Afghanistan: Increasing rate of hospital admissions for children due to pneumonia
Doctors and aid workers in Afghanistan say thousands of children are being hospitalized with pneumonia and other respiratory illnesses caused by the cold and malnutrition.
Relief organizations say the crisis is likely to worsen, due to the continued deterioration of conditions in the country since the takeover of the Taliban movement.
The ban on female NGO workers has led more than 180 international organizations to suspend operations in the winter months, saying they are unable to reach women and children without female staff.
Even before that, more than half of the population relied on humanitarian aid after the economic shock caused by the Taliban takeover in 2021 that caused Afghanistan’s gross domestic product to contract by 20 percent last year.
Afghanistan is facing great difficulties due to the reduction of foreign aid allocated to development efforts, the imposition of Western sanctions, and the freezing of the assets of the central bank abroad, which impeded the work of the banking system in the country, as well as the instability of the situation since the seizure of power by the Taliban movement.

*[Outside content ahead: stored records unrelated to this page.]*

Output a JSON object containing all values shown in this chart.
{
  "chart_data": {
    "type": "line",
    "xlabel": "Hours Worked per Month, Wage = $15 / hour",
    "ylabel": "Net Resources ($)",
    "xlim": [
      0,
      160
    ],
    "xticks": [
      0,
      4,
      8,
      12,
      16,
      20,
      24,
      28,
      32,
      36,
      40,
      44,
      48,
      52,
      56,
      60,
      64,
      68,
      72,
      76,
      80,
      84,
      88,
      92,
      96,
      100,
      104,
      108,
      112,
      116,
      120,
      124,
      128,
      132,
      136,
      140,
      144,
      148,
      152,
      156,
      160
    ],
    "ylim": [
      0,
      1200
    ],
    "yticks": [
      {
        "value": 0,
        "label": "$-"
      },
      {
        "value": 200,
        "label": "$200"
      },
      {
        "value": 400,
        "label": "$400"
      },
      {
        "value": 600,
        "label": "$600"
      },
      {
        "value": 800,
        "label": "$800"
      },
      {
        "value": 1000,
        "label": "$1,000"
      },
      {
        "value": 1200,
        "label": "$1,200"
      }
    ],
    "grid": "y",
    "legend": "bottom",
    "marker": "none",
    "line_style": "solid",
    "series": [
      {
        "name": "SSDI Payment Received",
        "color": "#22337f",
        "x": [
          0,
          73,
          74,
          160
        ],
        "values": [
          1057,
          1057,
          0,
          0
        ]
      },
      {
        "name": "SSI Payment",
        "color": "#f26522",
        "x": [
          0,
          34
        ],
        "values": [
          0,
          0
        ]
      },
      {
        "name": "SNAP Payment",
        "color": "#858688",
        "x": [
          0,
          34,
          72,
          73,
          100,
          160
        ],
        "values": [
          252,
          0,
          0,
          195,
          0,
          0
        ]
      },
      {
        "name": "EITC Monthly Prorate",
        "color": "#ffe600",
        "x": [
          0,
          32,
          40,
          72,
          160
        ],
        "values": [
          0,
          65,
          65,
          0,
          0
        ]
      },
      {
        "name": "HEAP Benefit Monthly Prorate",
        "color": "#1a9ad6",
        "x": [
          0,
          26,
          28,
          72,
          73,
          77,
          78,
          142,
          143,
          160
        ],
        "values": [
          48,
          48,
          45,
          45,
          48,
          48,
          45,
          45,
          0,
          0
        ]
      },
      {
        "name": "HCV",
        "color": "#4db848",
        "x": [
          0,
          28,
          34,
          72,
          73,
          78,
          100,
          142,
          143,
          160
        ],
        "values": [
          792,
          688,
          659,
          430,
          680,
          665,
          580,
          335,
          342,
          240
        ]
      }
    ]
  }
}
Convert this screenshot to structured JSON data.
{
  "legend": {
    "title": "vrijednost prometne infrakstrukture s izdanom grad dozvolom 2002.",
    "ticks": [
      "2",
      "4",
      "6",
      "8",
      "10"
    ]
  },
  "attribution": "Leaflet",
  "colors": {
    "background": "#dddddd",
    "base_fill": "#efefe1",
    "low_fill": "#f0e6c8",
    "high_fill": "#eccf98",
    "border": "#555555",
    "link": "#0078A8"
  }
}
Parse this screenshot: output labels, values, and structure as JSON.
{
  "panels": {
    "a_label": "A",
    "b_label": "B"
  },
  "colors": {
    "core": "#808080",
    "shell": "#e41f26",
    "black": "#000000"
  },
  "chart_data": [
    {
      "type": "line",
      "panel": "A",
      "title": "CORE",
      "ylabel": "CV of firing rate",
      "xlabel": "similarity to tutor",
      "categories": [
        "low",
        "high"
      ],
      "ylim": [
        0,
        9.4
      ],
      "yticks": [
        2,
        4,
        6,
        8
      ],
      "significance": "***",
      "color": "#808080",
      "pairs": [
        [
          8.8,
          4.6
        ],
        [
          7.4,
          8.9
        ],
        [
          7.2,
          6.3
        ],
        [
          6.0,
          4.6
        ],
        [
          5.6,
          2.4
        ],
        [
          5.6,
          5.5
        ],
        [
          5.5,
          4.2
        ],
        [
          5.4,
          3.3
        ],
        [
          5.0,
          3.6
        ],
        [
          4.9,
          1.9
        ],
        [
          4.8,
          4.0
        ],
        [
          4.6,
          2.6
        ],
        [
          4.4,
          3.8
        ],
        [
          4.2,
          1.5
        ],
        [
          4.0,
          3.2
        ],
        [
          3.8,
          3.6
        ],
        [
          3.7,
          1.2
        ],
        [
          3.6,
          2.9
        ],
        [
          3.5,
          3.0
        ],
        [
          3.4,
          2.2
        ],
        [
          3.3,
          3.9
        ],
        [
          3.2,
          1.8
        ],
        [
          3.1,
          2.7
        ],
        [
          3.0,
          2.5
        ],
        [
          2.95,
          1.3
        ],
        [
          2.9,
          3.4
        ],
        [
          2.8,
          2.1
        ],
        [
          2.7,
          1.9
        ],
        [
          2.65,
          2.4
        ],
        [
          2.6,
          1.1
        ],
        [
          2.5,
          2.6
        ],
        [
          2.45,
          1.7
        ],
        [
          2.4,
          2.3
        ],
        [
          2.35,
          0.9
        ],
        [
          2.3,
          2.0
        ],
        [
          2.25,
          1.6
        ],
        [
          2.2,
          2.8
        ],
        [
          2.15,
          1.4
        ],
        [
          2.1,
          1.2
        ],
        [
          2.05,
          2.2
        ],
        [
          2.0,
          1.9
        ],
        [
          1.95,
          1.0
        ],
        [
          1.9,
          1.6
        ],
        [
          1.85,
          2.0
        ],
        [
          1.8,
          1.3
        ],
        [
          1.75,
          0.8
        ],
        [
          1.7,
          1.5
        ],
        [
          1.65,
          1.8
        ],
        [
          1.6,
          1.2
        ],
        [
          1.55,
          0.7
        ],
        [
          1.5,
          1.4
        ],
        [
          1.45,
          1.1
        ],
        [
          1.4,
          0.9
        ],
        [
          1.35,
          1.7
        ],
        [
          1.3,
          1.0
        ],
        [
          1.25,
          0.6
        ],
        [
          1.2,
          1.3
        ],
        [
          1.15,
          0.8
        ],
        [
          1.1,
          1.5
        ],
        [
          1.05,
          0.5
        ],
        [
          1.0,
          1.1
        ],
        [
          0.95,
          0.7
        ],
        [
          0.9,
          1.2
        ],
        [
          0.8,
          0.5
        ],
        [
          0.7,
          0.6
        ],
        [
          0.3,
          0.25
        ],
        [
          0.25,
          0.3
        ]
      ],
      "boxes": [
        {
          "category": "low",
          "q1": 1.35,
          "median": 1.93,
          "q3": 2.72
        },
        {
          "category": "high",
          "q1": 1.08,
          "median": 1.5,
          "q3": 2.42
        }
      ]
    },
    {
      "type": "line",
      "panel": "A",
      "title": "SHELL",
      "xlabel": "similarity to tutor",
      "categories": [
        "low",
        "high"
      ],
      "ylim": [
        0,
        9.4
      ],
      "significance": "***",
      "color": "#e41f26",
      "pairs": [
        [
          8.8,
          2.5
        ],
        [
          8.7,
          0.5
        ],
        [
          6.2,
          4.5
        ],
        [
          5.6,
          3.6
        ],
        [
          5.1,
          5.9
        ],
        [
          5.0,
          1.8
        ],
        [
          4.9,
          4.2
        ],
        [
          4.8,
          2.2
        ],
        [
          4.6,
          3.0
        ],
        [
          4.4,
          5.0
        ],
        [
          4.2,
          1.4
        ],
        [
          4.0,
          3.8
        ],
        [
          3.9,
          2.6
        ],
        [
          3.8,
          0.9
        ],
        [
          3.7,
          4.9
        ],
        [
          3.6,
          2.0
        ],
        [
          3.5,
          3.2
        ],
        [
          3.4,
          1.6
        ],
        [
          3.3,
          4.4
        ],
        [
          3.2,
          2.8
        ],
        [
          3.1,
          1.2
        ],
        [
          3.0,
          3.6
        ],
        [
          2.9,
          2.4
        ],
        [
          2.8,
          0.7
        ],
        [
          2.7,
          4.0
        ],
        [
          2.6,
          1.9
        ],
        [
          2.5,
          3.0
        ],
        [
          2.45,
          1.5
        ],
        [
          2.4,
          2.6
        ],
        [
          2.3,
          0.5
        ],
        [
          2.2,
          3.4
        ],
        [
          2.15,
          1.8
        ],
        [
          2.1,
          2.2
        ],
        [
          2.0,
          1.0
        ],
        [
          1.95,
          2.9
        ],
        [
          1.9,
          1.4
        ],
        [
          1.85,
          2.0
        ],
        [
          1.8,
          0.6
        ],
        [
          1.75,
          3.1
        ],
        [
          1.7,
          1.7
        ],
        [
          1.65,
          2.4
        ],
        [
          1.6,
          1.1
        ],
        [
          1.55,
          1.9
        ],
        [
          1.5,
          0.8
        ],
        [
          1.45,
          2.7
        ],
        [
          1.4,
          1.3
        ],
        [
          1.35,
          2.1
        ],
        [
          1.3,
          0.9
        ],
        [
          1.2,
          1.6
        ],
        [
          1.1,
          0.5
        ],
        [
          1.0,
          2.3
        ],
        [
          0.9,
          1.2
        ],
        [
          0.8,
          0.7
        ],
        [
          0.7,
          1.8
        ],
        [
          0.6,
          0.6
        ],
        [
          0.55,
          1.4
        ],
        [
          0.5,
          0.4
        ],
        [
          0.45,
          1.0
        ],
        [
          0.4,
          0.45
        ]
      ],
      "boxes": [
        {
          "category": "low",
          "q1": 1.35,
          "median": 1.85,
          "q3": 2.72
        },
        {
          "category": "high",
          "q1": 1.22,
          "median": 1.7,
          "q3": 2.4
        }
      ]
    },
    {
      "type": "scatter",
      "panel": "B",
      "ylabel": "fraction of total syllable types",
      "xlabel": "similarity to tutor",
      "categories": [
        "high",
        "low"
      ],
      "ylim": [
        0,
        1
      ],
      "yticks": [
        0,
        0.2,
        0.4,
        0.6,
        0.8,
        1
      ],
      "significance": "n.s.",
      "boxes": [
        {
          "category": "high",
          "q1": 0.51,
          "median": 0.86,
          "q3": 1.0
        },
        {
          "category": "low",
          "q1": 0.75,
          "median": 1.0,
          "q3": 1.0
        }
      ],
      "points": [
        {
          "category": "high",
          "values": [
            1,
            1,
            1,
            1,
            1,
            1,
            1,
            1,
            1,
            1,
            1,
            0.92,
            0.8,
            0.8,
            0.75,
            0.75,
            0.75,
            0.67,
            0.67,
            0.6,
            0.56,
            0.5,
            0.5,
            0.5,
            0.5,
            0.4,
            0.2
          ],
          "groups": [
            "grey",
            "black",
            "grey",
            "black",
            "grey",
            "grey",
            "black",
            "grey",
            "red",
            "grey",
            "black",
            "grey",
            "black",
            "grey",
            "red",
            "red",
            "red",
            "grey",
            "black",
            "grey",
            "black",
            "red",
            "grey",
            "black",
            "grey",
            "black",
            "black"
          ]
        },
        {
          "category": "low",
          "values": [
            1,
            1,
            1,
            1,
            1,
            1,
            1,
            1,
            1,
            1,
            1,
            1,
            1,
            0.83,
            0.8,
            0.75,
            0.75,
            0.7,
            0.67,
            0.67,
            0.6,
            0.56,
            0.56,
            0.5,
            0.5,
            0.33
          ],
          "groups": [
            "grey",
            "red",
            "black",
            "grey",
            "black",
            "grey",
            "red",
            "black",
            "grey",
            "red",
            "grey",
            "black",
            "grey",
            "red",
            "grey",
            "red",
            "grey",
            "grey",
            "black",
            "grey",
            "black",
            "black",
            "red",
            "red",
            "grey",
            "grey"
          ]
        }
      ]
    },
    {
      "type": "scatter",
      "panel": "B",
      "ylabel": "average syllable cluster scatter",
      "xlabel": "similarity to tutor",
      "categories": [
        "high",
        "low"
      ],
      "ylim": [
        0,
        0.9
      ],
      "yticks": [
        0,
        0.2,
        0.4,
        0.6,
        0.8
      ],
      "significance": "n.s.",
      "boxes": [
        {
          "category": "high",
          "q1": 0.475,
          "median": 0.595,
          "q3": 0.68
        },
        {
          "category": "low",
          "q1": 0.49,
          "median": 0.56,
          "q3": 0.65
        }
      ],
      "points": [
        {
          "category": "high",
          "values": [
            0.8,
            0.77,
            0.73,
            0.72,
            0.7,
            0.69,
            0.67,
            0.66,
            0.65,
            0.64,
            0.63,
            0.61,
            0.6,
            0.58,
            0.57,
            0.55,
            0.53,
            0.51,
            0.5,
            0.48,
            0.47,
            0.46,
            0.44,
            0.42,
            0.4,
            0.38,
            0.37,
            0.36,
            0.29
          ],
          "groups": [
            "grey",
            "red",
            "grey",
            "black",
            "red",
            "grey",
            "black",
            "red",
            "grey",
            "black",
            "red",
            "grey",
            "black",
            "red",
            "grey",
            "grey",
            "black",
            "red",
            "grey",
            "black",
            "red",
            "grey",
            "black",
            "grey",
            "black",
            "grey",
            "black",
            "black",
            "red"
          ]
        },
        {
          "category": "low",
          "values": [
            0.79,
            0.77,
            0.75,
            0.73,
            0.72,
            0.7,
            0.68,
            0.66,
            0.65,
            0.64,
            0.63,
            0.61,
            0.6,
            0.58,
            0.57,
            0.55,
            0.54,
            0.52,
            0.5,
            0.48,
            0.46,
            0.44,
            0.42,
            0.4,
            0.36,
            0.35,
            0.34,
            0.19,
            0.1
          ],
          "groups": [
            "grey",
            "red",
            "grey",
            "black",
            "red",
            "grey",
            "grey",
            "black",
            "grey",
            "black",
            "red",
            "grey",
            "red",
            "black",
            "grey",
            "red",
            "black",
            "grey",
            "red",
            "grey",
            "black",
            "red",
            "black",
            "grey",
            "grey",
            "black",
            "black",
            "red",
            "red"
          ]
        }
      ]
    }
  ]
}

More than 67,000 children were hospitalized in November for pneumonia, cough, asthma and other respiratory illnesses, data showed, compared to about 3,700 in the same month a year earlier.
Even before the winter months, the International Committee of the Red Cross (ICRC), which supports several hospitals in Afghanistan, said there was a 50 percent increase in hospitalizations of children under five years of age with pneumonia in 2022 compared to the previous year.